On Mother's Day some Utahns held the hashtag sign and demonstrated for the release of the girls. But for the most part we celebrated Mother's Day with flowers, Sunday brunches and purchases to fuel a commercial event that employs mothers working for wages that will not support a family.

Abraham Lincoln abolished chattel slavery seven years before Julia Ward Howe wrote her Mother's Day proclamation of 1870. It says, in part:

"Arise then...women of this day!

Arise, all women who have hearts!

Whether your baptism be of water or of tears!.....

The sword of murder is not the balance of justice.

Blood does not wipe out dishonor,

Nor violence indicate possession.

As men have often forsaken the plough and the anvil

At the summons of war,

Let women now leave all that may be left of home

For a great and earnest day of counsel.

Let them meet first, as women, to bewail and commemorate the dead.

Let them solemnly take counsel with each other as to the means

Whereby the great human family can live in peace..."

Mother's Day has come and gone. As we approach Memorial Day, — "a day to bewail and commemorate the dead" — there are still women who labor in slavery.
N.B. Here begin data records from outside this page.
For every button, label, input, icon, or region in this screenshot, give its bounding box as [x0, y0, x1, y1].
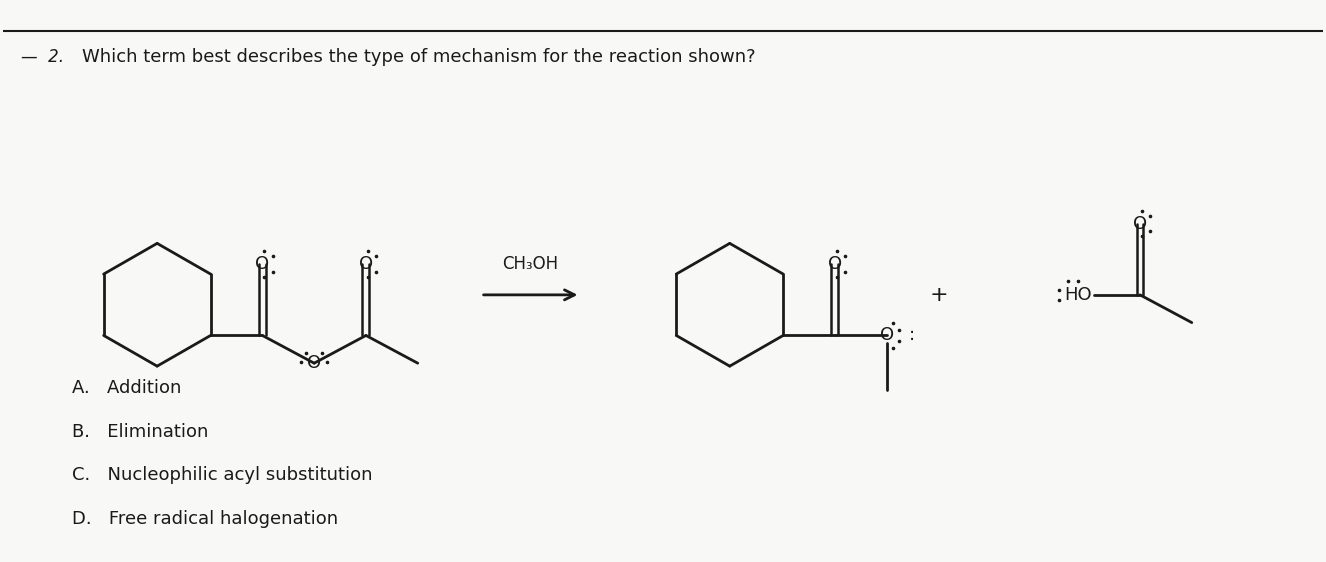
Text: O: O — [256, 255, 269, 273]
Text: B.   Elimination: B. Elimination — [73, 423, 210, 441]
Text: Which term best describes the type of mechanism for the reaction shown?: Which term best describes the type of me… — [82, 48, 756, 66]
Text: CH₃OH: CH₃OH — [503, 255, 558, 273]
Text: HO: HO — [1065, 286, 1093, 304]
Text: —  2.: — 2. — [21, 48, 64, 66]
Text: C.   Nucleophilic acyl substitution: C. Nucleophilic acyl substitution — [73, 466, 373, 484]
Text: O: O — [827, 255, 842, 273]
Text: +: + — [930, 285, 948, 305]
Text: O: O — [1132, 215, 1147, 233]
Text: O: O — [359, 255, 373, 273]
Text: O: O — [879, 327, 894, 345]
Text: O: O — [308, 354, 321, 372]
Text: D.   Free radical halogenation: D. Free radical halogenation — [73, 510, 338, 528]
Text: :: : — [908, 327, 915, 345]
Text: A.   Addition: A. Addition — [73, 379, 182, 397]
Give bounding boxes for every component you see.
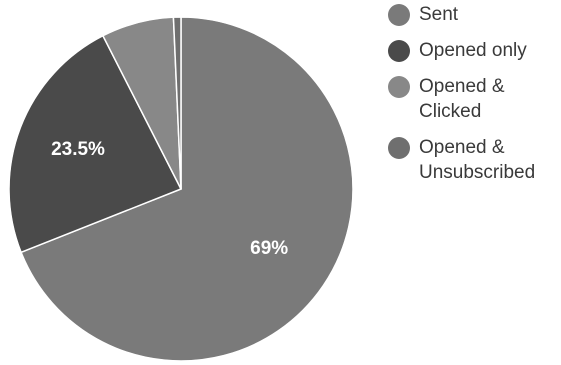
- legend-swatch-icon: [388, 40, 410, 62]
- legend-item: Sent: [388, 2, 561, 27]
- legend-label: Opened & Clicked: [419, 76, 505, 122]
- pie-slice-labels: 69% 23.5%: [51, 139, 288, 259]
- legend-label: Sent: [419, 4, 459, 25]
- slice-value-label: 69%: [250, 238, 288, 259]
- legend-swatch-icon: [388, 137, 410, 159]
- legend-label: Opened & Unsubscribed: [419, 137, 536, 183]
- pie-outline: [8, 16, 354, 362]
- legend-label: Opened only: [419, 40, 527, 61]
- legend-swatch-icon: [388, 4, 410, 26]
- legend-item: Opened & Clicked: [388, 74, 561, 124]
- pie-slices: [8, 16, 354, 362]
- legend-item: Opened only: [388, 38, 561, 63]
- legend-item: Opened & Unsubscribed: [388, 135, 561, 185]
- slice-value-label: 23.5%: [51, 139, 105, 160]
- legend-swatch-icon: [388, 76, 410, 98]
- chart-legend: Sent Opened only Opened & Clicked Opened & …: [388, 2, 561, 196]
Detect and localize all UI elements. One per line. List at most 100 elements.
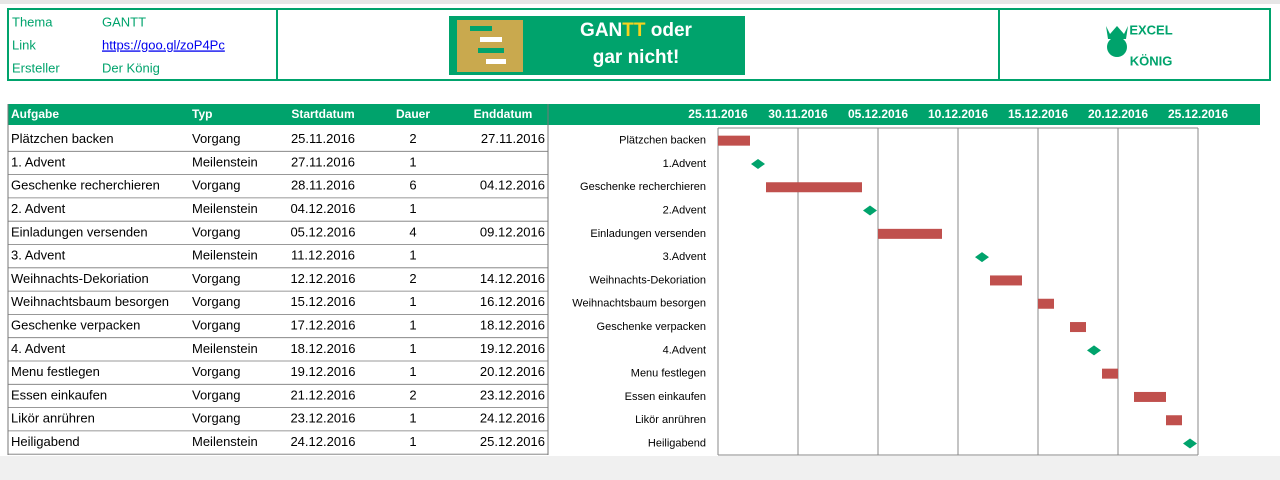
cell: 1 xyxy=(409,294,416,309)
sheet-bottom xyxy=(0,456,1280,480)
cell: 27.11.2016 xyxy=(291,154,355,169)
cell: 09.12.2016 xyxy=(480,224,545,239)
cell: Meilenstein xyxy=(192,201,258,216)
cell: 1 xyxy=(409,248,416,263)
cell: Meilenstein xyxy=(192,341,258,356)
cell: 12.12.2016 xyxy=(290,271,355,286)
cell: 19.12.2016 xyxy=(480,341,545,356)
cell: 2 xyxy=(409,271,416,286)
cell: Vorgang xyxy=(192,178,240,193)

Memorial Day was officially proclaimed on May 5, 1868, by Gen. John Logan, national commander of the Grand Army of the Republic. It was first observed by placing flowers on the graves of men who died in a war to end slavery. In Utah it has become a day where graves of ancestors and other loved ones are decorated with flowers.

This Memorial Day I'll put no flowers on graves. I will look at a photograph of a young Sudanese couple and wonder if Soraya still lives. I will remember unmarked graves in a slave cemetery on a farm where I lived in Texas. I'll think about Nigerian girls still being sold into slavery and American women working for wages that will not feed their children.

Thad Box is professor emeritus at Utah State University, where he served as dean of natural resources for 20 years.